TodaysVerse.net
Then shall the righteous answer him, saying, Lord, when saw we thee an hungred, and fed thee? or thirsty, and gave thee drink?
King James Version

Meaning

This verse opens one of the most striking exchanges in all of Scripture. In Matthew 25, Jesus tells a parable about final judgment in which a king separates people into two groups based on how they treated the hungry, the thirsty, the stranger, the naked, the sick, and the imprisoned. This verse captures the astonished response of the 'righteous' group — people the king calls faithful — when they are told they once fed and gave water to the king himself. They are not being falsely modest. They genuinely cannot place the memory.
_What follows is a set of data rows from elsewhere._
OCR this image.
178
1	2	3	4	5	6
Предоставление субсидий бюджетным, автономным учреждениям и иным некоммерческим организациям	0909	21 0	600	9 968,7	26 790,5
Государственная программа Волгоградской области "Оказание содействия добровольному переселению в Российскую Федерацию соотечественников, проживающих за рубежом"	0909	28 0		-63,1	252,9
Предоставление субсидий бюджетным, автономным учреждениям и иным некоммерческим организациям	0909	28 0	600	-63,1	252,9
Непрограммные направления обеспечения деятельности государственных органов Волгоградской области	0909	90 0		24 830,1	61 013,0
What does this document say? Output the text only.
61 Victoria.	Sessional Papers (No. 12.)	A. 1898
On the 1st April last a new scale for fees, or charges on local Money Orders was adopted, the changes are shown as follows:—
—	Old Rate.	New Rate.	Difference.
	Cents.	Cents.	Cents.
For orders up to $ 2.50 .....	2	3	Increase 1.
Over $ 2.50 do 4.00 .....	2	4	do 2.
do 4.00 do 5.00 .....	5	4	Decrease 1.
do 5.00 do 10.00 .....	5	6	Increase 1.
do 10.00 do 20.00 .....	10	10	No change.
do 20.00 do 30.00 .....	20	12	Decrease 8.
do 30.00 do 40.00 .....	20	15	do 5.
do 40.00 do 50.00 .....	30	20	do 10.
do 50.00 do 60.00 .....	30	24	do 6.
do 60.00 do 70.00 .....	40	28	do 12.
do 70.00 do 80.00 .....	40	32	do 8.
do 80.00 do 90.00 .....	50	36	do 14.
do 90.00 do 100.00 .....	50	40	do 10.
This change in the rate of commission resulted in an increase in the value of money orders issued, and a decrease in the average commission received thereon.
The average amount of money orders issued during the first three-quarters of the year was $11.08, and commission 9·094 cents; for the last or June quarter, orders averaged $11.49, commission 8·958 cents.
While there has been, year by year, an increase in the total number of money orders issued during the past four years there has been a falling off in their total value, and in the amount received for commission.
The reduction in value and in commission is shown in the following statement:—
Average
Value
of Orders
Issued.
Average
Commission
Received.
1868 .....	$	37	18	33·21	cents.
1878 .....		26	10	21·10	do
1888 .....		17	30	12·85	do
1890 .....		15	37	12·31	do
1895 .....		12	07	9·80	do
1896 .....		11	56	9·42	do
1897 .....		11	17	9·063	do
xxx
The verse sets up the famous twist that follows in verse 40: whatever you did for the least of these, you did for Jesus. Jesus is the king in the story — describing himself and how he will one day judge.

Prayer

Jesus, I want my life to be marked by the kind of love that doesn't keep score or need an audience. Help me serve people without needing to feel noticed for it — by them or by myself. Make mercy my default. Amen.

Reflection

Imagine getting to the end of your life and having God say, "Remember when you fed me?" And you having absolutely no idea what he's talking about. That's what's happening here. The righteous aren't playing humble. They genuinely don't have a memory filed under "helped Jesus." Their goodness wasn't a performance for any audience — divine or otherwise. It was simply woven into who they were. That's a quietly convicting mirror to hold up. A lot of us — if we're honest — have some awareness of our own generosity in the moment. We notice when we give. We feel a small glow of virtue after volunteering. There's nothing automatically wrong with that. But this passage describes people whose compassion was so ordinary and habitual that it didn't register as remarkable. The hungry person was just hungry. The thirsty person just needed water. They helped because that's what you do when someone needs help. What would it look like for your faith to be that unself-conscious — not thoughtless, but second nature? Not a ministry you run, but a life you live?

Discussion Questions

1

Why do you think Jesus chose hunger and thirst — the most basic, physical human needs — as his first examples of what the faithful did?

2

Is your own generosity or service usually something you're aware of in the moment, or does it sometimes feel more instinctive and automatic? What do you think the difference reveals?

3

This passage links serving 'the least of these' directly to serving Jesus himself. How does that reframe the way you think about ordinary, unglamorous, unnoticed acts of service?

4

How might this verse change the way you respond to the next person who asks something of you today — a coworker, a family member, someone in line ahead of you?

5

What would need to shift in your daily life for compassion toward others to become more habitual and less of an exceptional effort?